Dissacrante, provocatorio, decisamente politico in senso anche partigiano del termine questo “Circo Medusa”, il nuovo disco delle Queen of Saba. Il duo transfemminista passato agli onori della cronaca con un bellissimo secondo disco dal titolo “Medusa”, oggi gli restituisce nuova voce con collaborazioni preziose e una tracklist di remix decisamente interessanti. E poi gli ospiti: FUCKSIA, odioeffe, DJ Aladyn, Saturnino, Willie Peyote, LaQualunque, HÅN e veneregg. Il tour nascente che esordisce il 21 di marzo a Torino al celebre Hiroshima Mon Amour. È un manifesto programmatico con l’energia di chi non ha voglia di sprecare tempo in facili estetiche per la pubblica piazza compiacente. Insomma: “Circo Medusa” non è un disco per vecchi.
Una produzione interessante soprattutto dopo aver conosciuto “Medusa”. Come ci avete lavorato? In che modo avete accolto le “modifiche” alle linee originali?
In alcuni casi chiesto ad artistx amichx di provare a mettere mano a una canzone di loro scelta, senza indicazioni. In altri la proposta è arrivata direttamente da loro. Ricevere il prodotto finale è stato incredibilmente emozionante, era un suono nuovo, fresco, inaspettato.
Avete lavorato anche voi direttamente al suono finale? O avete lasciato carta bianca?
Lorenzo ha collaborato con alcunx di loro nella fase di mix e master, ma dal punto di vista artistico abbiamo lasciato completamente carta bianca.
Esiste un movimento artistico sempre più corposo e probabilmente Bologna ne è il centro. Penso alla Elastico Records, alle FUCKSIA che ritroviamo anche dentro questo remix. E tanto altro… che storia stiamo vivendo in merito oggi? Che cosa sta accadendo in tal senso?
Non conosciamo bene la scena di Bologna ma certamente le FUCKSIA sono un esempio importante di questo movimento artistico intersezionale che cerca di lasciare un segno anche nell’attivismo. Credo che più che di “centro” si dovrebbe parlare di “margine”, perché se è vero che nelle grandi città le energie si incontrano e producono arte più facilmente e velocemente, è anche vero che la spinta a cambiare le cose viene da fuori. Per esempio noi non abbiamo mai sentito il bisogno di trasferirci a Milano per “sfondare”, ci piace l’idea di costruire cellule di resistenza ovunque andiamo. Penso che molte realtà artistiche e musicali si stiano attivamente mettendo in discussione, sfidando il mercato discografico che premia chi rimane nel nazionalpopolare senza schierarsi troppo: siamo arrivatx a un punto di non ritorno, in cui prendere posizione è diventata una questione di umanità, e chi occupa delle posizioni di privilegio e delle piattaforme di libera espressione se ne sta prendendo la responsabilità.

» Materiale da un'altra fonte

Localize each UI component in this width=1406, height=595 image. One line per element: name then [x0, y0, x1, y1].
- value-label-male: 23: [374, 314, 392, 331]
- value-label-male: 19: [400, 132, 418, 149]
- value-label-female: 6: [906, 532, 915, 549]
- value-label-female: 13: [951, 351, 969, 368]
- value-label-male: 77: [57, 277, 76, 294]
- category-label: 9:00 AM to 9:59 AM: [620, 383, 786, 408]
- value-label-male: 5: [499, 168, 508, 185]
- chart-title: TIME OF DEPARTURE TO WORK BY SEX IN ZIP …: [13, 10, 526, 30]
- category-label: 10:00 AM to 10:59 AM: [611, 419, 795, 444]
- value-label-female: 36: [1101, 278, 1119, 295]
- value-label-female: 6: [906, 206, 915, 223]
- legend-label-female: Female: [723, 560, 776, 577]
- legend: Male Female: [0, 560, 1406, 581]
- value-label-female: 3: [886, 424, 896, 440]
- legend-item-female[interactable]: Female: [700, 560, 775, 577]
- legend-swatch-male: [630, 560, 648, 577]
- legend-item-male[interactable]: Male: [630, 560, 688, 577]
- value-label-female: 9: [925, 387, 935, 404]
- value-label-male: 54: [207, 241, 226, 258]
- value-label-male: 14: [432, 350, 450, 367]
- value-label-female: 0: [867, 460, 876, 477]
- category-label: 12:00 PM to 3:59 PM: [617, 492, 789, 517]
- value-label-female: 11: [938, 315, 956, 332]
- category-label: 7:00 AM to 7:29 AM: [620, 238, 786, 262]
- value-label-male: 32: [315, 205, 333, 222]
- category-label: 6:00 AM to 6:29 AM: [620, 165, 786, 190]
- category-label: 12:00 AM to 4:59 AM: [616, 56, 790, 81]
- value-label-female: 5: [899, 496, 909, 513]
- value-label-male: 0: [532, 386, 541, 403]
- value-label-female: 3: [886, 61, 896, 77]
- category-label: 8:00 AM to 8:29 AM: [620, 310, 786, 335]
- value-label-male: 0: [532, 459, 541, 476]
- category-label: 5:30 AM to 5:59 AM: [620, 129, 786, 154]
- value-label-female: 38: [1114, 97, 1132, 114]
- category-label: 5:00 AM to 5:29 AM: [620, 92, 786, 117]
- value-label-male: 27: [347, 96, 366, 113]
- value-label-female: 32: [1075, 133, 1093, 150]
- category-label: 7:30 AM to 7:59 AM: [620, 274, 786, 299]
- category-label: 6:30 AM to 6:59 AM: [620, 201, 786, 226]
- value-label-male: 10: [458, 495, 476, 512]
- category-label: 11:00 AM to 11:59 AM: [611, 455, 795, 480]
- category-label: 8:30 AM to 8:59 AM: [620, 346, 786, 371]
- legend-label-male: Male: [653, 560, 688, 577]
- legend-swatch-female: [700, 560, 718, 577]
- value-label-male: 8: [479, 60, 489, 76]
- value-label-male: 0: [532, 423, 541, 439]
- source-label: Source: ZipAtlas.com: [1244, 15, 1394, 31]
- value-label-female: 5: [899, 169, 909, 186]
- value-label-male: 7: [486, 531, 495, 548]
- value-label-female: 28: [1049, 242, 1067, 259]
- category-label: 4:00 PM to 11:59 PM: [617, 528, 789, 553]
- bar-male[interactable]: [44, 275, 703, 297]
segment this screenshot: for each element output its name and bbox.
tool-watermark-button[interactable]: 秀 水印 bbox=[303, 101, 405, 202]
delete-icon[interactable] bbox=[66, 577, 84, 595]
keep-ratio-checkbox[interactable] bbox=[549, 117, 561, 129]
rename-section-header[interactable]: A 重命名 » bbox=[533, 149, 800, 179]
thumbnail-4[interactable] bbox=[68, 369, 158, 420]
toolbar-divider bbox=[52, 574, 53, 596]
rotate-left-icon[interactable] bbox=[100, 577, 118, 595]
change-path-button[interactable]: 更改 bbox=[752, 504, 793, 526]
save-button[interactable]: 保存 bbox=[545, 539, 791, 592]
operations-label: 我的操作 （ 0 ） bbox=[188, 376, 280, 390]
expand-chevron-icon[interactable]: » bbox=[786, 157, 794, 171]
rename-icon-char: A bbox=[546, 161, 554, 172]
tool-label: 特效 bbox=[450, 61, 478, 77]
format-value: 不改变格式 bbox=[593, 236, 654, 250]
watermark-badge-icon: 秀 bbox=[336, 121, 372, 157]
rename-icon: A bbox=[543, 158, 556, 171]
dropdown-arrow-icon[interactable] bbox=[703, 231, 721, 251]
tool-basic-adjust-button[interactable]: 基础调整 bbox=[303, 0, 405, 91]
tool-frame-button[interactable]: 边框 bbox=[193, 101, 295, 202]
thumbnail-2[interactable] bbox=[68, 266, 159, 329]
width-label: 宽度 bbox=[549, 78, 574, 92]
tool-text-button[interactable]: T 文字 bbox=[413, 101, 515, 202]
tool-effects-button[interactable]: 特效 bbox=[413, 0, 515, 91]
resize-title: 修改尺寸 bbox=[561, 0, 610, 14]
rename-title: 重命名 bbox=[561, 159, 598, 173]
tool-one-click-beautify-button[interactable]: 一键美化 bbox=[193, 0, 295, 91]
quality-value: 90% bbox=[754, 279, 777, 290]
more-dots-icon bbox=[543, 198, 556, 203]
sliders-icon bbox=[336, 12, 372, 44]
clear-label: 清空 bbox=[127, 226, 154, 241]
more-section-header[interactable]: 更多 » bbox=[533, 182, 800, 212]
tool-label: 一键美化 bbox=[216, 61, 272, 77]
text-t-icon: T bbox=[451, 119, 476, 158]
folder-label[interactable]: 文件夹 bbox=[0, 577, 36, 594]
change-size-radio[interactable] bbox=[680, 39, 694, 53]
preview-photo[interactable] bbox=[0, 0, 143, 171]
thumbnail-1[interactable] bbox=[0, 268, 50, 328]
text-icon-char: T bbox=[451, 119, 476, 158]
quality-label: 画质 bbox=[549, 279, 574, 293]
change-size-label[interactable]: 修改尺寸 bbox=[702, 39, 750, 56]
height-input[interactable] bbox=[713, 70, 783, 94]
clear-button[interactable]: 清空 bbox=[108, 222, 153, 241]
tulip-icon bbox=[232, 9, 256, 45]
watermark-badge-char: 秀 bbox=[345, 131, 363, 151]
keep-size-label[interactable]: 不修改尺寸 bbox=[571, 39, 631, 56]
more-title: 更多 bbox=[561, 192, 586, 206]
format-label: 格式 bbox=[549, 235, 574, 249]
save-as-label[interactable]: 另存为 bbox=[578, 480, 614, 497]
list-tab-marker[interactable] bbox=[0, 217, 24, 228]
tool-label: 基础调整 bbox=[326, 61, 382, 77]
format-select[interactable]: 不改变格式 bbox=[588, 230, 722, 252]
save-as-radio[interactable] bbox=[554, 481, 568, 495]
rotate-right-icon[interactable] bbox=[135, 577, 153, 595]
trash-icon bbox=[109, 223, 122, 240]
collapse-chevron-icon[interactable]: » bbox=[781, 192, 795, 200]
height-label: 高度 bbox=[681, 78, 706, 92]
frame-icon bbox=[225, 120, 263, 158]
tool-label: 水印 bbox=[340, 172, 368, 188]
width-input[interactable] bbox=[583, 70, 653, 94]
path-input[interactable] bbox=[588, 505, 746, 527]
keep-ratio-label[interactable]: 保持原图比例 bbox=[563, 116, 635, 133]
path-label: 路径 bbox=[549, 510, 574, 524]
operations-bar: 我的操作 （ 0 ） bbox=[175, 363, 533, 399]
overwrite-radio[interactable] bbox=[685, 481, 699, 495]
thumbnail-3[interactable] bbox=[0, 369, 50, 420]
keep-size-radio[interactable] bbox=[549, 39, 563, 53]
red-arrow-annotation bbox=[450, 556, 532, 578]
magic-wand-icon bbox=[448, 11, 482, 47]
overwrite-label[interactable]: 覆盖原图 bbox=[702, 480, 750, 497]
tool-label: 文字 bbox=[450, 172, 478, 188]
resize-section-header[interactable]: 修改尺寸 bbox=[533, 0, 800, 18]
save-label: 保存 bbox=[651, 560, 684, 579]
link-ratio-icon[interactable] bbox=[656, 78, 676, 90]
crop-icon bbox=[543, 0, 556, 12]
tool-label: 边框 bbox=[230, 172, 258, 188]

Fare politica, provocazione, denuncia… con la musica… oggi ha ancora senso? Oppure, come qualcuno provocatoriamente ha detto: finisce in festa di carnevale? Nel senso di maschere e/o concessioni alla norma della pubblica piazza…
Il carnevale come sovversione delle norme vigenti è un concetto molto bello, che richiama un po’ anche quello del circo. Noi persone queer veniamo spesso tacciate di voler fare ostentazione fine a se stessa, ma la provocazione è un’arma che a volte credo sia necessaria. Siamo persone che vengono fatte sentire a disagio in una società che non ci assomiglia, quindi perché non creare disagio nelle persone che a questa società aderiscono senza problemi? Fare attivismo ha ancora senso perché il senso dell’attivismo è ribaltare il sistema, e finché non lo ribalteremo continueremo a lottare. Dalla rivoluzione sessuale degli anni ’60-’70 al movimento no global degli anni ’90-2000 fino ad oggi, la spinta verso la creazione di una società equa e solidale non si è mai fermata.
In che modo il suono del progetto Queen of Saba riesce a rappresentare quello che dite attraverso le liriche?
Nel caso di questo EP in particolare abbiamo dato ampio spazio a generi underground come la tekno e la drum’n’bass, più in generale la nostra produzione musicale credo rispecchi le nostre idee riguardo alla fluidità di genere.
E come avete scelto gli artisti da coinvolgere?
In molti casi erano persone con cui già desideravamo collaborare da tempo per comunanza di ideali o di sonorità, in altri la collaborazione è avvenuta in modo totalmente casuale, grazie a incontri fortuiti.